Yüzlercesinden sonra dört yıl ara verdikleri ilişkilerinin yeniden başlamasının on beşinci günü ilk kavgalarını ettikten sonra daha önceki yüzlerce kavgadan sonra yaptıkları gibi duvardan duvara sevişmeye başladılar. Bazen Bahates’in bazen Sıfır’ın canı yanıyor, bazen birinin, bazen diğerinin bazen de ikisinin birden dudakları patlıyor, haz noktalarında küçük berelenmeler oluyordu. İki boksörün aynı anda ringe yığılması gibi yatakların ayrı noktalarına yuvarlandılar.
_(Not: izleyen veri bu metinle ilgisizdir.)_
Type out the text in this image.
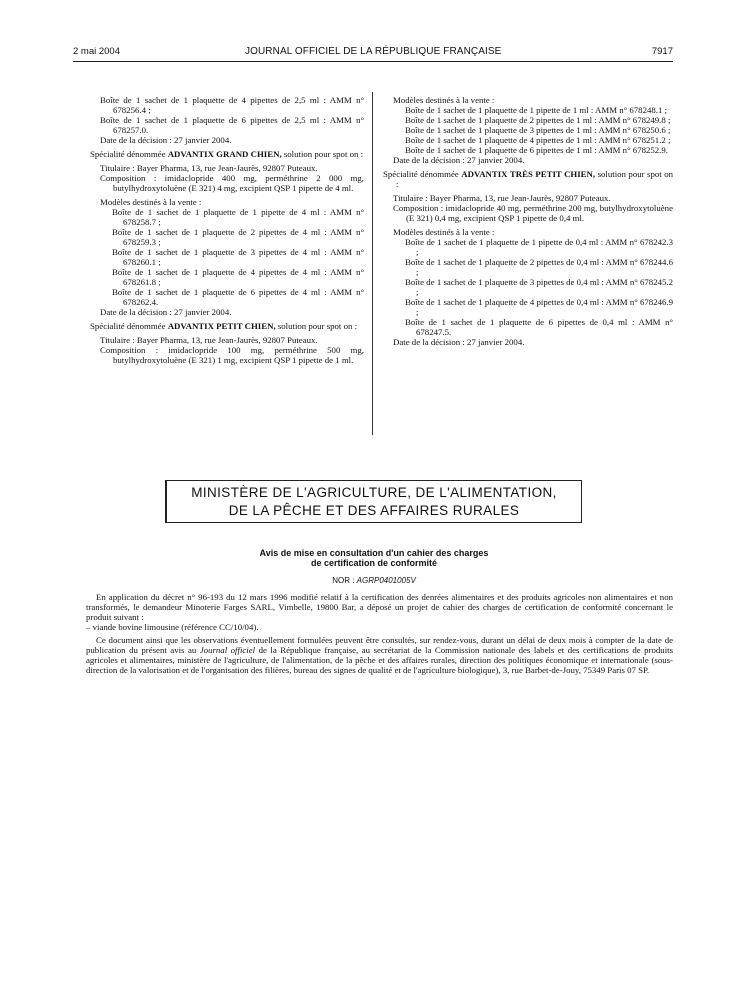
2 mai 2004	JOURNAL OFFICIEL DE LA RÉPUBLIQUE FRANÇAISE	7917
Boîte de 1 sachet de 1 plaquette de 4 pipettes de 2,5 ml : AMM n° 678256.4 ;
Boîte de 1 sachet de 1 plaquette de 6 pipettes de 2,5 ml : AMM n° 678257.0.
Date de la décision : 27 janvier 2004.
Spécialité dénommée ADVANTIX GRAND CHIEN, solution pour spot on :
Titulaire : Bayer Pharma, 13, rue Jean-Jaurès, 92807 Puteaux.
Composition : imidaclopride 400 mg, perméthrine 2 000 mg, butylhydroxytoluène (E 321) 4 mg, excipient QSP 1 pipette de 4 ml.
Modèles destinés à la vente :
Boîte de 1 sachet de 1 plaquette de 1 pipette de 4 ml : AMM n° 678258.7 ;
Boîte de 1 sachet de 1 plaquette de 2 pipettes de 4 ml : AMM n° 678259.3 ;
Boîte de 1 sachet de 1 plaquette de 3 pipettes de 4 ml : AMM n° 678260.1 ;
Boîte de 1 sachet de 1 plaquette de 4 pipettes de 4 ml : AMM n° 678261.8 ;
Boîte de 1 sachet de 1 plaquette de 6 pipettes de 4 ml : AMM n° 678262.4.
Date de la décision : 27 janvier 2004.
Spécialité dénommée ADVANTIX PETIT CHIEN, solution pour spot on :
Titulaire : Bayer Pharma, 13, rue Jean-Jaurès, 92807 Puteaux.
Composition : imidaclopride 100 mg, perméthrine 500 mg, butylhydroxytoluène (E 321) 1 mg, excipient QSP 1 pipette de 1 ml.
Modèles destinés à la vente :
Boîte de 1 sachet de 1 plaquette de 1 pipette de 1 ml : AMM n° 678248.1 ;
Boîte de 1 sachet de 1 plaquette de 2 pipettes de 1 ml : AMM n° 678249.8 ;
Boîte de 1 sachet de 1 plaquette de 3 pipettes de 1 ml : AMM n° 678250.6 ;
Boîte de 1 sachet de 1 plaquette de 4 pipettes de 1 ml : AMM n° 678251.2 ;
Boîte de 1 sachet de 1 plaquette de 6 pipettes de 1 ml : AMM n° 678252.9.
Date de la décision : 27 janvier 2004.
Spécialité dénommée ADVANTIX TRÈS PETIT CHIEN, solution pour spot on :
Titulaire : Bayer Pharma, 13, rue Jean-Jaurès, 92807 Puteaux.
Composition : imidaclopride 40 mg, perméthrine 200 mg, butylhydroxytoluène (E 321) 0,4 mg, excipient QSP 1 pipette de 0,4 ml.
Modèles destinés à la vente :
Boîte de 1 sachet de 1 plaquette de 1 pipette de 0,4 ml : AMM n° 678242.3 ;
Boîte de 1 sachet de 1 plaquette de 2 pipettes de 0,4 ml : AMM n° 678244.6 ;
Boîte de 1 sachet de 1 plaquette de 3 pipettes de 0,4 ml : AMM n° 678245.2 ;
Boîte de 1 sachet de 1 plaquette de 4 pipettes de 0,4 ml : AMM n° 678246.9 ;
Boîte de 1 sachet de 1 plaquette de 6 pipettes de 0,4 ml : AMM n° 678247.5.
Date de la décision : 27 janvier 2004.
MINISTÈRE DE L'AGRICULTURE, DE L'ALIMENTATION,
DE LA PÊCHE ET DES AFFAIRES RURALES
Avis de mise en consultation d'un cahier des charges
de certification de conformité
NOR : AGRP0401005V
En application du décret n° 96-193 du 12 mars 1996 modifié relatif à la certification des denrées alimentaires et des produits agricoles non alimentaires et non transformés, le demandeur Minoterie Farges SARL, Vimbelle, 19800 Bar, a déposé un projet de cahier des charges de certification de conformité concernant le produit suivant :
– viande bovine limousine (référence CC/10/04).
Ce document ainsi que les observations éventuellement formulées peuvent être consultés, sur rendez-vous, durant un délai de deux mois à compter de la date de publication du présent avis au Journal officiel de la République française, au secrétariat de la Commission nationale des labels et des certifications de produits agricoles et alimentaires, ministère de l'agriculture, de l'alimentation, de la pêche et des affaires rurales, direction des politiques économique et internationale (sous-direction de la valorisation et de l'organisation des filières, bureau des signes de qualité et de l'agriculture biologique), 3, rue Barbet-de-Jouy, 75349 Paris 07 SP.
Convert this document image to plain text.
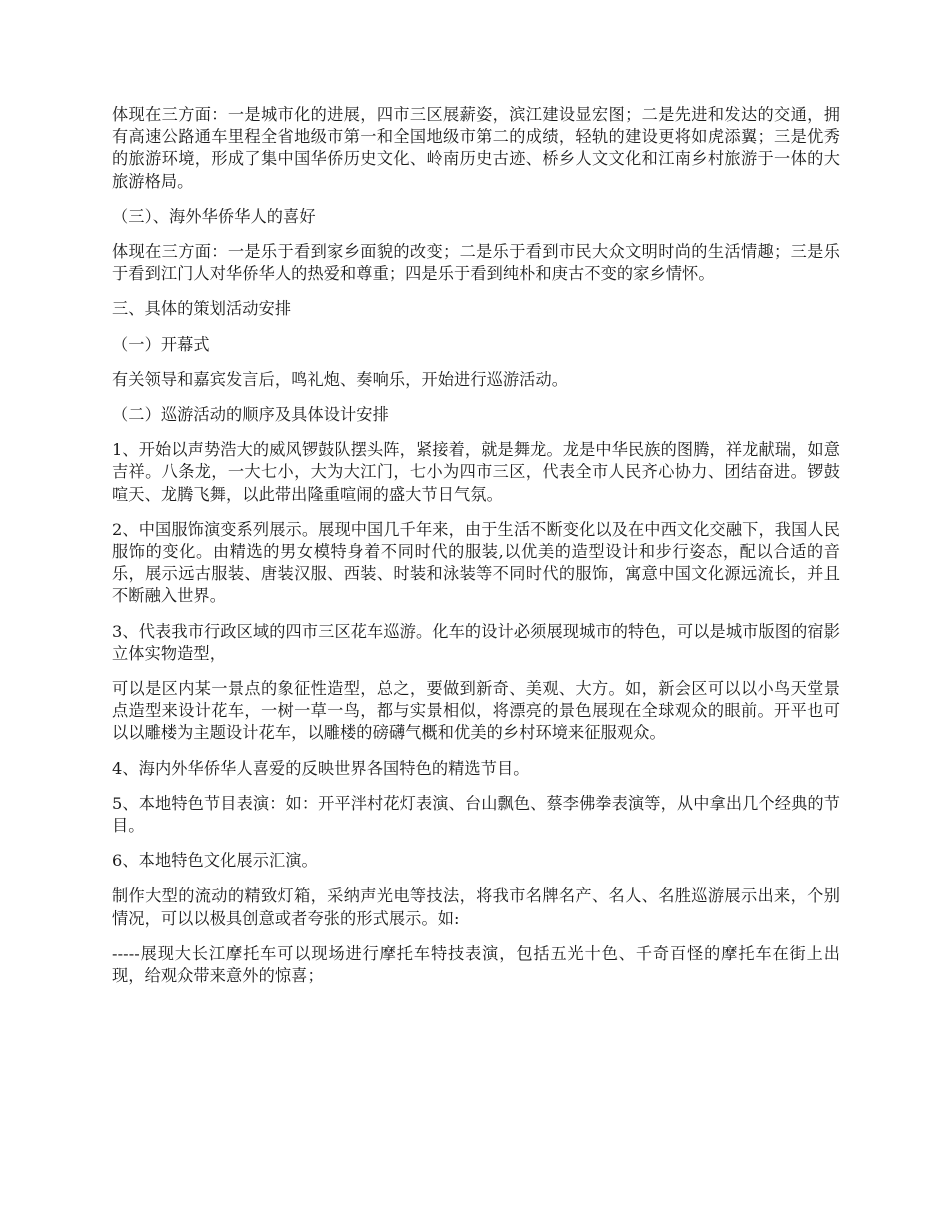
体现在三方面：一是城市化的进展，四市三区展薪姿，滨江建设显宏图；二是先进和发达的交通，拥有高速公路通车里程全省地级市第一和全国地级市第二的成绩，轻轨的建设更将如虎添翼；三是优秀的旅游环境，形成了集中国华侨历史文化、岭南历史古迹、桥乡人文文化和江南乡村旅游于一体的大旅游格局。

（三）、海外华侨华人的喜好

体现在三方面：一是乐于看到家乡面貌的改变；二是乐于看到市民大众文明时尚的生活情趣；三是乐于看到江门人对华侨华人的热爱和尊重；四是乐于看到纯朴和庚古不变的家乡情怀。

三、具体的策划活动安排

（一）开幕式

有关领导和嘉宾发言后，鸣礼炮、奏响乐，开始进行巡游活动。

（二）巡游活动的顺序及具体设计安排

1、开始以声势浩大的威风锣鼓队摆头阵，紧接着，就是舞龙。龙是中华民族的图腾，祥龙献瑞，如意吉祥。八条龙，一大七小，大为大江门，七小为四市三区，代表全市人民齐心协力、团结奋进。锣鼓喧天、龙腾飞舞，以此带出隆重喧闹的盛大节日气氛。

2、中国服饰演变系列展示。展现中国几千年来，由于生活不断变化以及在中西文化交融下，我国人民服饰的变化。由精选的男女模特身着不同时代的服装,以优美的造型设计和步行姿态，配以合适的音乐，展示远古服装、唐装汉服、西装、时装和泳装等不同时代的服饰，寓意中国文化源远流长，并且不断融入世界。

3、代表我市行政区域的四市三区花车巡游。化车的设计必须展现城市的特色，可以是城市版图的宿影立体实物造型，

可以是区内某一景点的象征性造型，总之，要做到新奇、美观、大方。如，新会区可以以小鸟天堂景点造型来设计花车，一树一草一鸟，都与实景相似，将漂亮的景色展现在全球观众的眼前。开平也可以以雕楼为主题设计花车，以雕楼的磅礴气概和优美的乡村环境来征服观众。

4、海内外华侨华人喜爱的反映世界各国特色的精选节目。

5、本地特色节目表演：如：开平泮村花灯表演、台山飘色、蔡李佛拳表演等，从中拿出几个经典的节目。

6、本地特色文化展示汇演。

制作大型的流动的精致灯箱，采纳声光电等技法，将我市名牌名产、名人、名胜巡游展示出来，个别情况，可以以极具创意或者夸张的形式展示。如:

-----展现大长江摩托车可以现场进行摩托车特技表演，包括五光十色、千奇百怪的摩托车在街上出现，给观众带来意外的惊喜；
Tekrar birleştiklerinden beri aralarında sessizce uyuyan bombayı ikisi de görüyordu. Hazırlıklıydı. Yüzlerce kavganın her biri aslında yeni bir ayrılığın fitilini ateşleyen eldi. Tecrübelerine göre ne yaparsa yapsın bu ayrılık yaşanacak, Sıfır, bir kez daha geride kalan olacaktı.
* * *
İnsan sırdaşının sırrı olmalı. O sırsa herkesten saklanan binlerce sırrın, anlatılmayanın, gündelik hayatın hengamesinde kaybolup gitmiş onlarca hissin, söylenmemiş sözün oluşturduğu bir bütün, bir benlik olmalı, yani ben sırrın kendisi olmalıyım. Binlerce farklı kişiye sergilenen nabza göre teatral faaliyetin, pantomimin, palyaçoluğun döndüğü bir arena, bir sirkten başka nedir ki sosyal yaşam! Hayatta kalabilmek için bir silahşor gibi hızlı maske değiştirmek, bukalemunların arasında bukalemun kalmak zorunluluğunda içinizi titretecek bir sırdaşa sarılmak, ona kendinizi emanet edebilmelisiniz.
* * *
“Sınıfa girdim ve öğretmen kürsüsüne yürüdüm, rastgele birini arıyordum. Ona edeceğim çıkma teklifini kabul edecek kadar saf ama ilişkiyi sürdürmek istemeyecek kadar da akıllı olması yeterdi. Burçin’le kafa kafaya vermiş Esra’ya benimle çıkmak isteyip istemediğini sordum. Sınıftakiler bir anda Esra’ya dönüp cevabına odaklandı, sosyal baskı altında teklifimi kabul etti.”
“Sonra ne oldu?”
“Bir şey olmadı, iki hafta olmadan ıkına sıkıla ayrılmak istediğini söylemeye çalışıyordu, ona yardımcı olabilmek adına, tabii ki dost kalacağız, yorma kendini bu kadar dedim, rahatladı ve ayrıldık.”
“Ya ayrılmak istemeseydi ne olacaktı?”
“Bilmem, evlenmek istediği zaman onunla evlenirdim sanırım.”
“Peki istemediğin biriyle evlenmek hiç canını yakmayacak mıydı?”
“Neyi değiştirir ki, ben ben olmadıktan sonra?”
* * *
Sırdaşı Bahates’in yastığına dağılan siyah saçlarını parmaklarının ucuyla usulca yüzünden çekerken Sıfır’ın gözünden bir damla süzüldü, bileğinin içiyle yakaladı. Şefkatle vedalaşır gibi Bahates’in şakağına bir öpücük kondurup odadan çıktı.
* * *
Sıfır ismini ona matematiğe meraklı babası vermişti. Çarpmadaki gibi kendisine çarpılan her şeyi bir kara delik gibi yutsun, kendisiyle toplanmaya çalışan hiçbir şeyi dönüştürmesin, ona bölünmeye çalışan hiçbir şey anlamını koruyamasın demişti adını kulağına okurken. O da bir sıfır olarak geldiği hayatı bir sıfır olarak geçiriyordu.
* * *
Mutfağa girdi, aspiratörün ışığını yakıp kutusundan çıkardığı esrarı kağıda sarıp dudaklarının arasına götürüp yaktı, duman dağılırken bastırdığı ayrılık acısıyla kızaran gözleri Bahates’in fotoğrafını geziyordu.